Neither Alberta city made it to the top 50 list in North America for tech talent.
But both Edmonton and Calgary were listed in the report as being one of the top 25 next up and coming tech talent markets in North America. It found that Edmonton has experienced 26 per cent total tech growth in the past five years while Calgary had a decline of seven per cent.
Toronto was ranked third in North America, behind the San Francisco Bay Area and Seattle in CBRE’s 2019 Scoring Tech Talent report.
“Toronto’s pool of tech talent grew at the fastest pace of all 50 markets measured, adding an eye-popping 80,100 tech jobs in the past five years, a 54 per cent increase. Toronto nearly equaled the number of tech jobs created in the San Francisco Bay Area since 2013,” said CBRE.
Vancouver was ranked 12th, Montreal 13th and Ottawa 19th.
“Vancouver rose 13 spots to come in at No. 12, which was the greatest year-over-year improvement of any North American market. Vancouver benefited from tech-centric post-secondary schools such as the B.C. Institute of Technology and University of British Columbia,” said CBRE.

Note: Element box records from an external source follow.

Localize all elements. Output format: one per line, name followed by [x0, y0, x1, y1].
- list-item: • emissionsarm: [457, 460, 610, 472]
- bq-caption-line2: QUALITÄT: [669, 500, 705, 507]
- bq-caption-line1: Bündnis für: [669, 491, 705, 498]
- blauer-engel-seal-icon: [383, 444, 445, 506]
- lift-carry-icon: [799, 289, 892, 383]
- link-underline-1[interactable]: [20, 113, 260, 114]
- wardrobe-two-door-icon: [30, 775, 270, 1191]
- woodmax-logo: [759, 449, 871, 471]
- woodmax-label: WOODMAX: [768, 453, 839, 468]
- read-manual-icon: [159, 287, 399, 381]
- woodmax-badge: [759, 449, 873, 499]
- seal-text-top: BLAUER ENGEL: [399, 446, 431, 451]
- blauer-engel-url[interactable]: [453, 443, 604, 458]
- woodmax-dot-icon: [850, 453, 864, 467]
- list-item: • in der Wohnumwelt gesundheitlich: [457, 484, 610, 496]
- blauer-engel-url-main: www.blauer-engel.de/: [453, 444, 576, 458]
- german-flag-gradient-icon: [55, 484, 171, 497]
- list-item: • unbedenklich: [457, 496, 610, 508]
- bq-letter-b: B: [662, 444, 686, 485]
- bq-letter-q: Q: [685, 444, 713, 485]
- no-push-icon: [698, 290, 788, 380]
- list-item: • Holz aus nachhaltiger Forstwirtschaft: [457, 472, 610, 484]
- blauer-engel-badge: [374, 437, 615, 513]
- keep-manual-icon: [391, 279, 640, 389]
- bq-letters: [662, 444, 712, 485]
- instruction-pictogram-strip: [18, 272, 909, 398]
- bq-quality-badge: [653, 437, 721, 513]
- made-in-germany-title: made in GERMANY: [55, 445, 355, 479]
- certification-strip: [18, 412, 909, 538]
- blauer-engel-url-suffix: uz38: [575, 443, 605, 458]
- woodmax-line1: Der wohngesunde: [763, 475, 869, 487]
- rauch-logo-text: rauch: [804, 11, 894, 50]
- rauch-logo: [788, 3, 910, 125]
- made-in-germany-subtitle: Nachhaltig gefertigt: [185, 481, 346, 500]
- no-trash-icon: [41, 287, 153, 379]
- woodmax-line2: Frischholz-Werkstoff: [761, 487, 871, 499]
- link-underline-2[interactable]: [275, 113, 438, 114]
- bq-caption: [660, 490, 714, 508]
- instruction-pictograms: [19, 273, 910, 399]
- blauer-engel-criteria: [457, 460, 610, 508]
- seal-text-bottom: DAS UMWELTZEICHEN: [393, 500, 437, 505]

“We hear about tech more and more, but in a thriving city like Toronto, the impact of tech companies and the growing influence of tech talent cannot be overstated. Tech job growth has a multiplier effect in the economy and the influence of tech is re-shaping virtually every sector of real estate,” said Paul Morassutti, CBRE Canada vice-chairman.
“Toronto, San Francisco and Seattle are comfortably mentioned in the same sentence and are attracting the best in the industry. Vancouver’s 42.6 per cent growth in tech jobs over the past five years puts it among the leading markets on the continent.”
CBRE said Hamilton and the Waterloo Region are identified in the TechTalent report as two of the fastest-growing “Opportunity Markets” in North America. Hamilton had a 52.1 per cent gain in the number tech jobs added over the past five years, while Waterloo Region had 40.4 per cent growth.
“Opportunity Markets offer quality labour pools and affordability that supports rapid scalability,” said Morassutti. “These markets can be ideal for small-scale operations, startups and tech jobs with non-tech employers like banks, media and services firms.”
The scorecard uses 13 metrics to measure each market’s depth, vitality and attractiveness.
“Canada’s 832,900 tech workers, 5.3 per cent of the nation’s total workforce, have an outsize impact on real estate markets and the broader economy,” said Morassutti. “Tech talent workers are fuelling innovation and adapting technology within the non-traditional sectors to increase productivity and strengthen the Canadian economy.”